Mas o que chama mesmo atenção é o autoritarismo e a arrogância do papa. Enquanto estadista que é, não demonstrou o mínimo respeito à nossa soberania, ao tentar ditar normas morais e de conduta que sabidamente não coincidem com a prática e a conduta da maioria da população do país. Afinal, apesar dos ditos quase 70% de católicos, o que se vê são igrejas vazias, o crescimento das religiões evangélicas e de um sentimento de orgulho e empoderamento por parte dos praticantes de religiões e cultos de matriz africana. Por outro lado,  vivenciamos uma negação prática cada vez maior dos “dogmas” impostos por uma autoridade caduca e descolada da realidade. A imensa parcela de usuárias e usuários de métodos contraceptivos, aí incluídos os preservativos, indispensáveis em tempos de aids, o número de divórcios, de uniões estáveis não formalizadas, uniões entre pessoas do mesmo sexo, gestações interrompidas, têm, em sua ficha censitária, a autodenominação de “católicos”. Como se catolicismo fosse uma condição inerente ao nascido no Brasil: É necessário dizer-se não católico, caso contrário, compulsoriamente, o sujeito engrossa a estatística. Ou seja, apesar das proibições papais, esta imensa massa dita “católica” não pratica nem  respeita a religião da maneira como ela se apresenta, e utiliza-se dos rituais religiosos como instrumentos sociais, sem vínculo direto com o exercício da religiosidade.


 


E  desta forma, para satisfação da hipocrisia reinante,  um estadista de outro país vem ditar em nosso solo normas de conduta moral e comportamento. O que Bento XVI esqueceu de acrescentar em sua crítica senil ao aborto, é que milhões de mulheres morrem ou carregam seqüelas graves resultantes de abortos feitos em situações precárias, por falta de assepsia, de capacitação, enquanto as  que podem pagar clínicas ou profissionais razoáveis recuperam-se sem nenhum problema.
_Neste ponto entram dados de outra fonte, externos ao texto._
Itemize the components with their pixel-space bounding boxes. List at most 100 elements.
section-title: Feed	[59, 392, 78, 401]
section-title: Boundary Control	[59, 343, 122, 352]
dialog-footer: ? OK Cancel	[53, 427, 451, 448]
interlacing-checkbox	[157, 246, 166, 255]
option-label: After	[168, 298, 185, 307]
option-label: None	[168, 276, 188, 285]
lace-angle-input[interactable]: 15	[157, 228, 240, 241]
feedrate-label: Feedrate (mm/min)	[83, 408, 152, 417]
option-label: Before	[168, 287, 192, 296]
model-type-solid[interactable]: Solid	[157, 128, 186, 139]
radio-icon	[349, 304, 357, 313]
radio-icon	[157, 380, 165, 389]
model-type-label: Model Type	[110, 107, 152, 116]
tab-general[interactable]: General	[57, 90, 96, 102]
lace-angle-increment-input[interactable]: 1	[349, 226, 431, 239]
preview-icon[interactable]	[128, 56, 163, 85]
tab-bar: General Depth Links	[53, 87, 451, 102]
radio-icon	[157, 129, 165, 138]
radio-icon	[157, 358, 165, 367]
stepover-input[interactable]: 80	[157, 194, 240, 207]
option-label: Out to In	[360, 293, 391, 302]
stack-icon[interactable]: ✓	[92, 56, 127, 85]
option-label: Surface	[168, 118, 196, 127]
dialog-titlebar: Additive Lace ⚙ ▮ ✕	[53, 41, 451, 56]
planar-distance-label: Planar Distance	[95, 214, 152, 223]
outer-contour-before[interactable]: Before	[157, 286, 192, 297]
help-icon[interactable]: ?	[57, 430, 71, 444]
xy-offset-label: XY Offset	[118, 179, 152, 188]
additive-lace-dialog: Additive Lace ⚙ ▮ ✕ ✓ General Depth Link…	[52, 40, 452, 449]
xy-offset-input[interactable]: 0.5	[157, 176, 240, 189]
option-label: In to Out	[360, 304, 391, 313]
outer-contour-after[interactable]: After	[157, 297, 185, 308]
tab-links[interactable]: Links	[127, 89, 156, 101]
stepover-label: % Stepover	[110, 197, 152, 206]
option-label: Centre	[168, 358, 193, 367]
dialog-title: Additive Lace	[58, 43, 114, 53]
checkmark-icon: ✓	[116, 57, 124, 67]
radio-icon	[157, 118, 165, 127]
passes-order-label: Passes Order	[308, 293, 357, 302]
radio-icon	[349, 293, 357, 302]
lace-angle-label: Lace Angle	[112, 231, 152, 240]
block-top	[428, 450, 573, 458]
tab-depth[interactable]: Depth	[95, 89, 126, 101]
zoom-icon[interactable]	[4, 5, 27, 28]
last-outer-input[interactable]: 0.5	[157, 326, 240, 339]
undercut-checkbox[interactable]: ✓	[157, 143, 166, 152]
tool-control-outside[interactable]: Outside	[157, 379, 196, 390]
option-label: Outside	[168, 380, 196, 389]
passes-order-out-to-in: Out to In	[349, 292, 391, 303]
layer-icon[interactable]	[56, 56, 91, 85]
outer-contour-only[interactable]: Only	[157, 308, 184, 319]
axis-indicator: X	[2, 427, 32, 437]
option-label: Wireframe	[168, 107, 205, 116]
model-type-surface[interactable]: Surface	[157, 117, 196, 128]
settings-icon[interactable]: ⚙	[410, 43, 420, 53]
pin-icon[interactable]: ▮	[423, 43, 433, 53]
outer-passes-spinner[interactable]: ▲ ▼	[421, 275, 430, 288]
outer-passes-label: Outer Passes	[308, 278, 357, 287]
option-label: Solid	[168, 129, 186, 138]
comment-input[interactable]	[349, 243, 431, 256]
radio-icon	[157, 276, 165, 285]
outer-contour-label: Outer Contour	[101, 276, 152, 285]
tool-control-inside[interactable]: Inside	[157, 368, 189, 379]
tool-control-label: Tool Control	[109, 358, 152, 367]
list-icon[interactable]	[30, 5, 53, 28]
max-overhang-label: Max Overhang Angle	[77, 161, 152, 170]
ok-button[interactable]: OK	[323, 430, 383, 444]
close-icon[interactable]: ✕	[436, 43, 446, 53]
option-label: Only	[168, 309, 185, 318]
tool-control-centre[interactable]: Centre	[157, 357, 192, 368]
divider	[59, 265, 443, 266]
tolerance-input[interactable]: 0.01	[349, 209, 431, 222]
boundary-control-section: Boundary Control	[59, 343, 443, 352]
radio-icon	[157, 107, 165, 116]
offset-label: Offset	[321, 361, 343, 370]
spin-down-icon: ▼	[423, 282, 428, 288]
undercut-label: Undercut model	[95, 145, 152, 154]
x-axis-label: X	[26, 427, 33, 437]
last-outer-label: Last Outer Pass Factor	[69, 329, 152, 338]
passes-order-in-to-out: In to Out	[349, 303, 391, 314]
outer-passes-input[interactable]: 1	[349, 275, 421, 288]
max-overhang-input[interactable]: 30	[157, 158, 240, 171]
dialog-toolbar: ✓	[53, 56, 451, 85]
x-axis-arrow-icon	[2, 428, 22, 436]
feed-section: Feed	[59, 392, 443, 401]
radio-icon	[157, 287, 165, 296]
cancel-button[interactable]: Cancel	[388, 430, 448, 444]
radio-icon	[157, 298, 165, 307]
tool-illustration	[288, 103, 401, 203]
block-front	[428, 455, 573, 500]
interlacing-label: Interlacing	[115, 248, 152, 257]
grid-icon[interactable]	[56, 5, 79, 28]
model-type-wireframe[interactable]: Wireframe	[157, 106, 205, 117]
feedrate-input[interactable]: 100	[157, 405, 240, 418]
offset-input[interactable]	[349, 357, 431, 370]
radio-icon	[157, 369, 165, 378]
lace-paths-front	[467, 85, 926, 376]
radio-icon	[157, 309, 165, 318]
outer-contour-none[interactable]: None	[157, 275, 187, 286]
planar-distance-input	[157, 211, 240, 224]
Mas, em tempos de capitalismo, nada é sem motivo: se legalizado e executado pelo SUS, o aborto deixaria de ser uma rentável indústria que enriquece a máfia de médicos, policiais e políticos corruptos. E aqui não se trata de defender o aborto enquanto método contraceptivo, mas sim de um último recurso em caso de gravidez indesejada.


 


Aguardaremos agora, então, as próximas “pérolas” papais, que deverão fluir nos outros dias de visitas. Certamente virão outras formulações carregadas de preconceito e intolerância. Se puxarmos um pouquinho pela memória, lembraremos que o que hoje é chamado de Congregação para a Doutrina da Fé  já foi a Sacra Congregação da Inquisição Universal. Quem sabe o sumo sacerdote não revire as bulas papais e retome máximas esquecidas, como a inexistência de alma nos negros e índios, a necessidade de extermínio de infiéis muçulmanos e judeus (com o conseqüente confisco de seus bens), e, por que não, a retomada das fogueiras.


 


Exageros à parte, inaceitável não são as crenças e religiões, que tem em sua prática direito garantido inclusive em nossa constituição. Inaceitável é o uso sem contestação da máquina pública para garantia de segurança e divulgação de uma doutrina arcaica, preconceituosa e divisioniosta; Inaceitável é um estadista estrangeiro, de questionável representatividade, querer impor seu padrão moral a nosso povo. Que a mídia burguesa se locuplete com a visita do “santo” papa, é compreensível. Previsíveis, inclusive, as repetidas e longas reportagens da TV Globo sobre brasileiros de vários cantos que se deslocarão por milhares de quilômetros para assistir a missa do papa.  Mesmo que o pano de fundo destas viagens lembre mais um convescote do que uma peregrinação.


 


A nós, que professamos o respeito à diversidade, à democracia e inclusive ao direito ao livre exercício da expressão religiosa, cabe então desmascarar este arauto da repressão e do conservadorismo radical, a serviço do capital e do neoliberalismo mais feroz. Até porque, de cristã, esta igreja não carrega nem mais o nome. Quanto mais a ideologia.